A Polícia Civil tem duas viaturas à sua disposição, fato raro de se ver no interior do Rio Grande do Norte, quando a maioria das cidades tem somente uma viatura. Já a PM tem mais três viaturas, sendo uma delas do Grupo Tático Operacional (GTO), que é usado em casos de maior risco.

Fora isso, Brilhante lembra que a cidade tem uma cadeia pública, o que aumenta a segurança do município. "Hoje, ela é uma das cidades mais bem policiadas do Rio Grande do Norte. Temos presídio e polícias bem estruturadas", frisa.

Além do efetivo normal, Caraúbas e outras cidades da região contam ainda com o reforço da Operação Oeste, que é formada por policiais civis e militares e atua reforçando a segurança da região.

Violência cresce em ritmo acelerado
 
A violência no Rio Grande do Norte praticamente quadruplicou entre 1998 e 2008, período que compreende a última pesquisa divulgada pelo Instituto Sangari. No primeiro ano do estudo, foram 223 assassinatos, saltando para 720 no fim do período, correspondendo a uma alta de 222,2%.

O estudo mostra que o avanço da violência no Rio Grande do Norte ocorre de maneira diferente da região Nordeste e do Brasil, esse último totalmente destoante.

O Nordeste registrou um acréscimo de 101,5%, enquanto o número de assassinatos ocorridos no Brasil entre 1998 e 2008 cresceu somente 19,5%.

Em uma década, o Rio Grande do Norte foi palco de 4.240 assassinatos. É o equivalente a 424 assassinatos por ano, mais uma morte por dia.

Em números nacionais, a posição do Estado potiguar também é incômoda. O RN foi o quinto Estado brasileiro na escala dos que tiveram maior crescimento da violência.

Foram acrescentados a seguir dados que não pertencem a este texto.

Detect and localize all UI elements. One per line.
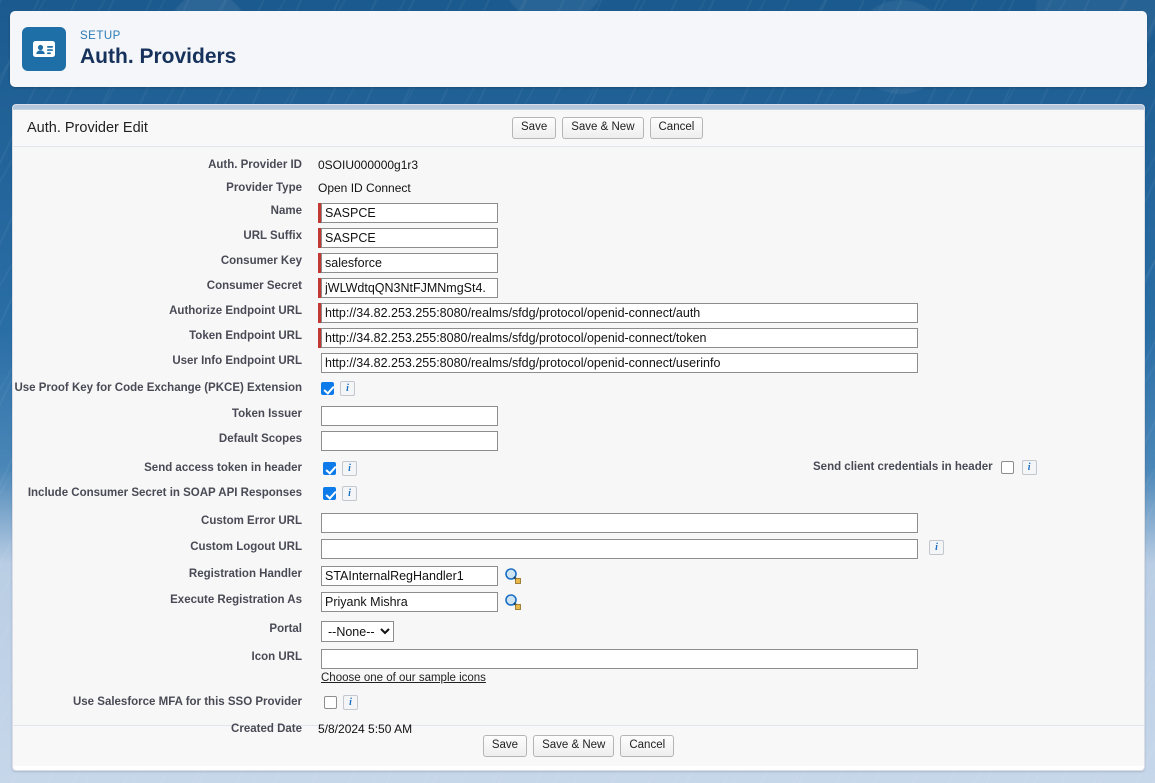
custom-error-url-input[interactable] (321, 513, 918, 533)
label-portal: Portal (13, 620, 318, 636)
field-token-issuer: Token Issuer (13, 405, 1144, 426)
label-use-salesforce-mfa: Use Salesforce MFA for this SSO Provider (13, 693, 318, 709)
field-icon-url: Icon URL Choose one of our sample icons (13, 648, 1144, 684)
execute-registration-as-input[interactable] (321, 592, 498, 612)
value-auth-provider-id: 0SOIU000000g1r3 (318, 157, 418, 172)
url-suffix-input[interactable] (321, 228, 498, 248)
token-issuer-input[interactable] (321, 406, 498, 426)
name-required-wrap (318, 203, 498, 223)
label-pkce: Use Proof Key for Code Exchange (PKCE) E… (13, 379, 318, 395)
info-icon-send-client-credentials[interactable]: i (1022, 460, 1037, 475)
panel-title-row: Auth. Provider Edit Save Save & New Canc… (13, 110, 1144, 147)
label-execute-registration-as: Execute Registration As (13, 591, 318, 607)
name-input[interactable] (321, 203, 498, 223)
field-auth-provider-id: Auth. Provider ID 0SOIU000000g1r3 (13, 156, 1144, 175)
info-icon-pkce[interactable]: i (340, 381, 355, 396)
field-send-client-credentials-in-header: Send client credentials in header i (813, 459, 1037, 475)
field-created-date: Created Date 5/8/2024 5:50 AM (13, 720, 1144, 739)
label-created-date: Created Date (13, 720, 318, 736)
authorize-endpoint-url-input[interactable] (321, 303, 918, 323)
panel-heading: Auth. Provider Edit (27, 120, 148, 136)
info-icon-custom-logout-url[interactable]: i (929, 540, 944, 555)
lookup-search-icon-registration-handler[interactable] (504, 567, 521, 584)
top-button-group: Save Save & New Cancel (512, 117, 703, 139)
default-scopes-input[interactable] (321, 431, 498, 451)
send-access-token-in-header-checkbox[interactable] (323, 462, 336, 475)
label-send-access-token-in-header: Send access token in header (13, 459, 318, 475)
label-user-info-endpoint-url: User Info Endpoint URL (13, 352, 318, 368)
id-badge-icon (22, 27, 66, 71)
field-user-info-endpoint-url: User Info Endpoint URL (13, 352, 1144, 373)
label-token-endpoint-url: Token Endpoint URL (13, 327, 318, 343)
custom-logout-url-input[interactable] (321, 539, 918, 559)
field-url-suffix: URL Suffix (13, 227, 1144, 248)
label-consumer-secret: Consumer Secret (13, 277, 318, 293)
pkce-checkbox[interactable] (321, 382, 334, 395)
field-include-consumer-secret-soap: Include Consumer Secret in SOAP API Resp… (13, 484, 1144, 503)
field-name: Name (13, 202, 1144, 223)
field-authorize-endpoint-url: Authorize Endpoint URL (13, 302, 1144, 323)
label-authorize-endpoint-url: Authorize Endpoint URL (13, 302, 318, 318)
field-custom-error-url: Custom Error URL (13, 512, 1144, 533)
field-consumer-key: Consumer Key (13, 252, 1144, 273)
icon-url-input[interactable] (321, 649, 918, 669)
consumer-secret-required-wrap (318, 278, 498, 298)
send-client-credentials-in-header-checkbox[interactable] (1001, 461, 1014, 474)
info-icon-send-access-token[interactable]: i (342, 461, 357, 476)
label-consumer-key: Consumer Key (13, 252, 318, 268)
lookup-search-icon-execute-registration-as[interactable] (504, 593, 521, 610)
auth-provider-edit-panel: Auth. Provider Edit Save Save & New Canc… (12, 104, 1145, 771)
url-suffix-required-wrap (318, 228, 498, 248)
field-pkce: Use Proof Key for Code Exchange (PKCE) E… (13, 379, 1144, 398)
auth-provider-form: Auth. Provider ID 0SOIU000000g1r3 Provid… (13, 147, 1144, 725)
field-registration-handler: Registration Handler (13, 565, 1144, 586)
value-provider-type: Open ID Connect (318, 180, 411, 195)
label-include-consumer-secret-soap: Include Consumer Secret in SOAP API Resp… (13, 484, 318, 500)
setup-eyebrow: SETUP (80, 30, 236, 42)
info-icon-use-salesforce-mfa[interactable]: i (343, 695, 358, 710)
label-send-client-credentials-in-header: Send client credentials in header (813, 459, 993, 473)
token-endpoint-url-input[interactable] (321, 328, 918, 348)
save-button-top[interactable]: Save (512, 117, 556, 139)
label-token-issuer: Token Issuer (13, 405, 318, 421)
page-title: Auth. Providers (80, 46, 236, 68)
cancel-button-top[interactable]: Cancel (650, 117, 704, 139)
label-custom-error-url: Custom Error URL (13, 512, 318, 528)
field-custom-logout-url: Custom Logout URL i (13, 538, 1144, 559)
info-icon-include-consumer-secret[interactable]: i (342, 486, 357, 501)
consumer-key-required-wrap (318, 253, 498, 273)
consumer-secret-input[interactable] (321, 278, 498, 298)
use-salesforce-mfa-checkbox[interactable] (324, 696, 337, 709)
label-auth-provider-id: Auth. Provider ID (13, 156, 318, 172)
portal-select[interactable]: --None-- (321, 621, 394, 642)
include-consumer-secret-soap-checkbox[interactable] (323, 487, 336, 500)
label-provider-type: Provider Type (13, 179, 318, 195)
label-custom-logout-url: Custom Logout URL (13, 538, 318, 554)
authorize-endpoint-required-wrap (318, 303, 918, 323)
token-endpoint-required-wrap (318, 328, 918, 348)
label-registration-handler: Registration Handler (13, 565, 318, 581)
field-provider-type: Provider Type Open ID Connect (13, 179, 1144, 198)
consumer-key-input[interactable] (321, 253, 498, 273)
label-icon-url: Icon URL (13, 648, 318, 664)
setup-header: SETUP Auth. Providers (10, 11, 1147, 87)
field-default-scopes: Default Scopes (13, 430, 1144, 451)
field-portal: Portal --None-- (13, 620, 1144, 642)
save-and-new-button-top[interactable]: Save & New (562, 117, 643, 139)
label-default-scopes: Default Scopes (13, 430, 318, 446)
field-token-endpoint-url: Token Endpoint URL (13, 327, 1144, 348)
field-send-access-token-in-header: Send access token in header i Send clien… (13, 459, 1144, 478)
sample-icons-link[interactable]: Choose one of our sample icons (321, 672, 486, 684)
field-consumer-secret: Consumer Secret (13, 277, 1144, 298)
label-url-suffix: URL Suffix (13, 227, 318, 243)
field-execute-registration-as: Execute Registration As (13, 591, 1144, 612)
registration-handler-input[interactable] (321, 566, 498, 586)
label-name: Name (13, 202, 318, 218)
value-created-date: 5/8/2024 5:50 AM (318, 721, 412, 736)
field-use-salesforce-mfa: Use Salesforce MFA for this SSO Provider… (13, 693, 1144, 712)
user-info-endpoint-url-input[interactable] (321, 353, 918, 373)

O Maranhão foi o primeiro, cujo aumento passava dos 360%. Logo abaixo vêm a Bahia (280,9%), Pará (273%) e Sergipe (226,1%).

Em 1998, o Rio Grande do Norte ocupava a 24a. posição em níveis de violência no Brasil. Porém, dez anos depois, o Estado caiu para a décima nona posição, piorando cinco pontos.
Isso significa que, enquanto alguns Estados investiram mais em segurança e conseguiram reduzir suas taxas de homicídio, o RN ficou para trás.

No período em que compreende os anos de 1998 e 2008, o número total de homicídios registrados no Brasil passou de 41.950 para 50.113, o que representa um incremento de 17,8%, levemente superior ao incremento populacional do período que, segundo estimativas oficiais, foi de 17,2%.

No ano de 2008, com todas as quedas derivadas da Campanha do Desarmamento e de diversas iniciativas estaduais, aconteceram mais de 50 mil homicídios, nível semelhante ao pico de 51 mil homicídios de 2003. Isso representa 137 vítimas diárias, número maior que um massacre de Carandiru a cada dia do ano.

Na década analisada, morreram no Brasil 521.822 pessoas vítimas de homicídio, quantitativo que excede, largamente, o número de mortes da maioria dos conflitos armados registrados no mundo.